FRY, James Thomas
1804 – 1872
Registrar of the Court of Chancery
On 30 May 1851, James Thomas Fry bought Baston, ‘an excellent and convenient family residence with capital stabling, coach house and offices and 117 acres of land’. It had sufficient bedrooms for his large family of eight children but more rooms were added as well as a schoolroom. In 1861 five of his children were still living at home and he employed a resident cook, parlourmaid, housemaid and kitchen maid. Ten years later he had retired and described himself as a gentleman farmer employing 4 labourers and a boy and farming 97 acres. He still employed four servants but only his sons James, a solicitor and Charles, a stockbroker, were still living at home. His eldest daughter Ann died in 1870 but his daughters Joanna, Henrietta and Mary had married merchants who were all born in Germany. Henrietta’s husband, Julius Caesar, was described in the census as a British subject born in Germany.

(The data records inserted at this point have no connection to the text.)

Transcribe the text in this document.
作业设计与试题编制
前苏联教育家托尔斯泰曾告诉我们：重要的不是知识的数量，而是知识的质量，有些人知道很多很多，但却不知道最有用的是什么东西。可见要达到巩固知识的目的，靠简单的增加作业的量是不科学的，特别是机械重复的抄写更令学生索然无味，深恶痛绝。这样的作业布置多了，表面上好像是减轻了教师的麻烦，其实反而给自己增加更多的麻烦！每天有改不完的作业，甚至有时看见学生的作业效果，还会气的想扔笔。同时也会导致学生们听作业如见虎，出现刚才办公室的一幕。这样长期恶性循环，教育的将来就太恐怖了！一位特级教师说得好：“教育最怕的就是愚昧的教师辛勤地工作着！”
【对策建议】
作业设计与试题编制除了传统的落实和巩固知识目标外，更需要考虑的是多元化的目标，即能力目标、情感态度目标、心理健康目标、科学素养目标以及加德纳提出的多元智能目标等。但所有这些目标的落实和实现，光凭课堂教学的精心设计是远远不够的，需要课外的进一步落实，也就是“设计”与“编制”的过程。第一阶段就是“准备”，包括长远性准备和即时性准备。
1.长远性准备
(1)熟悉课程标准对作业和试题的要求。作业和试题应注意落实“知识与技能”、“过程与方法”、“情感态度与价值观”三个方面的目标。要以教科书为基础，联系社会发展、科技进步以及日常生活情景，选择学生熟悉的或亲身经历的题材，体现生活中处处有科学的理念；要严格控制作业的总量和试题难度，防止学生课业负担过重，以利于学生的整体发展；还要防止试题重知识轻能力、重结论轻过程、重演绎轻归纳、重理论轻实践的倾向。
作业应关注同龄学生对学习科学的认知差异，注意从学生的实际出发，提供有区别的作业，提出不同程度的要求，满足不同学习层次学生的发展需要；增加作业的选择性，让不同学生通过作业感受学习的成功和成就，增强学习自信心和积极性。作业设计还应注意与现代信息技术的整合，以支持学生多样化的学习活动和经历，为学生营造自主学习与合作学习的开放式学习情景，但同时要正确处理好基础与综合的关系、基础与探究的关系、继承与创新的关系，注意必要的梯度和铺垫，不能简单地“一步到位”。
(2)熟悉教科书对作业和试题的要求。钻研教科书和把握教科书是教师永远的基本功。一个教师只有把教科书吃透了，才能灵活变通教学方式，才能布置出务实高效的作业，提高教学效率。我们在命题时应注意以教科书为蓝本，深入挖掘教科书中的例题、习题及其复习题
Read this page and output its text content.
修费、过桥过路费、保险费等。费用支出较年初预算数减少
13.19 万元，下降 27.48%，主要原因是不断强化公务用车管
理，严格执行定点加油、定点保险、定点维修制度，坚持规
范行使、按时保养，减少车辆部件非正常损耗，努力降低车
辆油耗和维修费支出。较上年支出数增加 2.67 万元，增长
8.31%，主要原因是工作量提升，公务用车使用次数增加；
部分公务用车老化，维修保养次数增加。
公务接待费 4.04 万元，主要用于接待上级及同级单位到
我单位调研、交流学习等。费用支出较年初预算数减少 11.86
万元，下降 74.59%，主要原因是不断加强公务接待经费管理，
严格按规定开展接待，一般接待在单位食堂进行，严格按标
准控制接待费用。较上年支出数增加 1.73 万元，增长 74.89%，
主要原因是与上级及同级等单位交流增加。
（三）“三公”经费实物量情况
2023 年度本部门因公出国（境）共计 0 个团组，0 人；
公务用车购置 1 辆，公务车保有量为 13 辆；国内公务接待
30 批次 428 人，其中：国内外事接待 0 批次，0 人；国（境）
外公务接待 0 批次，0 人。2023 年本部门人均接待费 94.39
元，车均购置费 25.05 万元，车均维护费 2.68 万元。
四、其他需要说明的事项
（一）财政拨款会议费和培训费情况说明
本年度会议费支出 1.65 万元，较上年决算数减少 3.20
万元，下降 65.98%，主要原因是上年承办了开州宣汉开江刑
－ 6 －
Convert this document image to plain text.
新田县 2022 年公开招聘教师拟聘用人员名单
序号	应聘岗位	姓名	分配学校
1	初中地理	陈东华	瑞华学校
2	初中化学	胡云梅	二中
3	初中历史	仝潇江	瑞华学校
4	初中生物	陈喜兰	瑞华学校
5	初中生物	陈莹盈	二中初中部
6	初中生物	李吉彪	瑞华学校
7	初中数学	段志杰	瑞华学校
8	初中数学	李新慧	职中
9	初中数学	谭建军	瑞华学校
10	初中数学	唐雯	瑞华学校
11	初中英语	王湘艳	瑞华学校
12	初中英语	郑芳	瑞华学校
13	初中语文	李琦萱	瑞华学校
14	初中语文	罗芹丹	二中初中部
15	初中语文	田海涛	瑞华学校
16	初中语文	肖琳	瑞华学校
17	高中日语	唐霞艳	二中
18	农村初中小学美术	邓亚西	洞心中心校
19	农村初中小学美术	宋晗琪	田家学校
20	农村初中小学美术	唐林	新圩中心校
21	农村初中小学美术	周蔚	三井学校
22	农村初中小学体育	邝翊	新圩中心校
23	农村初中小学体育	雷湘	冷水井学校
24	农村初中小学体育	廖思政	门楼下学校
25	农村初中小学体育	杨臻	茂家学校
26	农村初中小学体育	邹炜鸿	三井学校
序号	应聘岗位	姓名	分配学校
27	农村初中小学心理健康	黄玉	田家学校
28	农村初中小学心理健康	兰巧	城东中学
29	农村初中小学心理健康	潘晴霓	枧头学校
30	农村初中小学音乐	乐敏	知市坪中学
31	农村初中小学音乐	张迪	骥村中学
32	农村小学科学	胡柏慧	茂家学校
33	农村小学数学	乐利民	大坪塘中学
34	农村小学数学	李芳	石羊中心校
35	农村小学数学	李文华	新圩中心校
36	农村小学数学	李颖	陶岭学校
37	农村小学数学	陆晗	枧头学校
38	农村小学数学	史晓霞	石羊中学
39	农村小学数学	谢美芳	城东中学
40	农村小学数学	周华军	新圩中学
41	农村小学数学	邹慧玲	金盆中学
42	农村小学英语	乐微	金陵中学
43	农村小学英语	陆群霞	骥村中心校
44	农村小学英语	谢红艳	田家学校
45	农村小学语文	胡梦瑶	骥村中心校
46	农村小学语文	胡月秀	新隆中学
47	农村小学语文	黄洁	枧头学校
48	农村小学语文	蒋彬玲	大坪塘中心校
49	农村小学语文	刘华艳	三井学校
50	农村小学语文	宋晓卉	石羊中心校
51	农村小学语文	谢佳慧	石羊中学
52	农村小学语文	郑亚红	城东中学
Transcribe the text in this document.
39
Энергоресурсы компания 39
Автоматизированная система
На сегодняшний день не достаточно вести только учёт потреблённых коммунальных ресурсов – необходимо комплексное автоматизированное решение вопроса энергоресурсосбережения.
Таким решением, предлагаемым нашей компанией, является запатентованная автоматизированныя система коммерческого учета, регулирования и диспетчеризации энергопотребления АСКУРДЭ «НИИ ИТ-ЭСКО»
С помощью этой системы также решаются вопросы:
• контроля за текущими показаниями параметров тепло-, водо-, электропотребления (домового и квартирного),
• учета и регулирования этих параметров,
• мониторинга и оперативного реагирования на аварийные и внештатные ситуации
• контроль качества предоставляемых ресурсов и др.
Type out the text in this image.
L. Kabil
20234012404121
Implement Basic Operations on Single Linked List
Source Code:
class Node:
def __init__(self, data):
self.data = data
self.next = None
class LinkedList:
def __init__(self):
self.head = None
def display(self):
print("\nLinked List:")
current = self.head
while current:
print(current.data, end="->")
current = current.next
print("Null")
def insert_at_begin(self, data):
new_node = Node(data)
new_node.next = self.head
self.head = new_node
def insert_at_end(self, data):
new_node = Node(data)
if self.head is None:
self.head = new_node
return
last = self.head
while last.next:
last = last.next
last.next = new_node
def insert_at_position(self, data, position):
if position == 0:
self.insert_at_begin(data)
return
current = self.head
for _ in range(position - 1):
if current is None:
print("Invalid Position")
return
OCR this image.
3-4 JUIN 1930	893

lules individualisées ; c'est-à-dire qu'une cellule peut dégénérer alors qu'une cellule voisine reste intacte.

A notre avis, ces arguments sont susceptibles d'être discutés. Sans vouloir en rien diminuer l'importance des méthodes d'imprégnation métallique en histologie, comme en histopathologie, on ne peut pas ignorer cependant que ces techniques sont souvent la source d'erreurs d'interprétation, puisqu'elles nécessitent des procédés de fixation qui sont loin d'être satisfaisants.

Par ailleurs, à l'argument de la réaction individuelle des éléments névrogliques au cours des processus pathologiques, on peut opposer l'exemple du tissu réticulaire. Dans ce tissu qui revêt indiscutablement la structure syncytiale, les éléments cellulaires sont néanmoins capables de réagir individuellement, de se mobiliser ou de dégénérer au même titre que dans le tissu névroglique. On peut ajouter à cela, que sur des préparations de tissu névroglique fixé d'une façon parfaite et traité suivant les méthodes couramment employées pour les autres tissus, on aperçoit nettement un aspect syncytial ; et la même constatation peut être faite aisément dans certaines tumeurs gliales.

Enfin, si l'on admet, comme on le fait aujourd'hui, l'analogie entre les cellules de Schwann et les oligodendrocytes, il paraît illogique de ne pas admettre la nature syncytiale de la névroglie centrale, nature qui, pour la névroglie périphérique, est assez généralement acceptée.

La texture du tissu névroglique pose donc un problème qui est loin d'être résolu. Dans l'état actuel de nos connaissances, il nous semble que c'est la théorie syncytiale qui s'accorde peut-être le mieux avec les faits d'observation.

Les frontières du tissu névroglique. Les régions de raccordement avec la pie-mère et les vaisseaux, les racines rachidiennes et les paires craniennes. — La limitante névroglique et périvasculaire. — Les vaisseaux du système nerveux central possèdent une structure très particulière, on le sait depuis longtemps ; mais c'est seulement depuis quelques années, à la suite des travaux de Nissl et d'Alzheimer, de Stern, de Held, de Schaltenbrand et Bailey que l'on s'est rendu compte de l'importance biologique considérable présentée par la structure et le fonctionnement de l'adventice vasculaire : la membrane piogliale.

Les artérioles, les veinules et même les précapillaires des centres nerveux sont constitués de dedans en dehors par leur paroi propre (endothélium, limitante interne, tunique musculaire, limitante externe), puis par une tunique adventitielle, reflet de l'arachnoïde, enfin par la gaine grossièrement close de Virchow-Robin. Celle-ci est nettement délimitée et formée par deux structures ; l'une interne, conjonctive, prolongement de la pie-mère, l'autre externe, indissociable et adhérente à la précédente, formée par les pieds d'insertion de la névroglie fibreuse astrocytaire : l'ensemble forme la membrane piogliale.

The existence of the Common so close to his property was both an advantage and a disadvantage. In the 1850s James Fry was reminded not to extract gravel from the Common but was given permission to take the game and shoot in the area of his house. The danger of arson was always a threat and he helped to identify some boys who had set fire to the Common. He also complained about some villagers who were planning to cut down firs in front of his gate and felt the police should be taking a greater watch on what was happening. He kept some sheep and took advantage of the opportunity to turn some out onto the Common at the appropriate time of the year. On 9 November 1868, the Common Ranger Charles Spraggs recorded that Mr Fry had turned out 85 sheep and the following June 132 sheep for 28 days.
James Fry died in 1872 and was buried in Hayes Churchyard. His widow Ann put the estate up for sale and the family moved away from Hayes.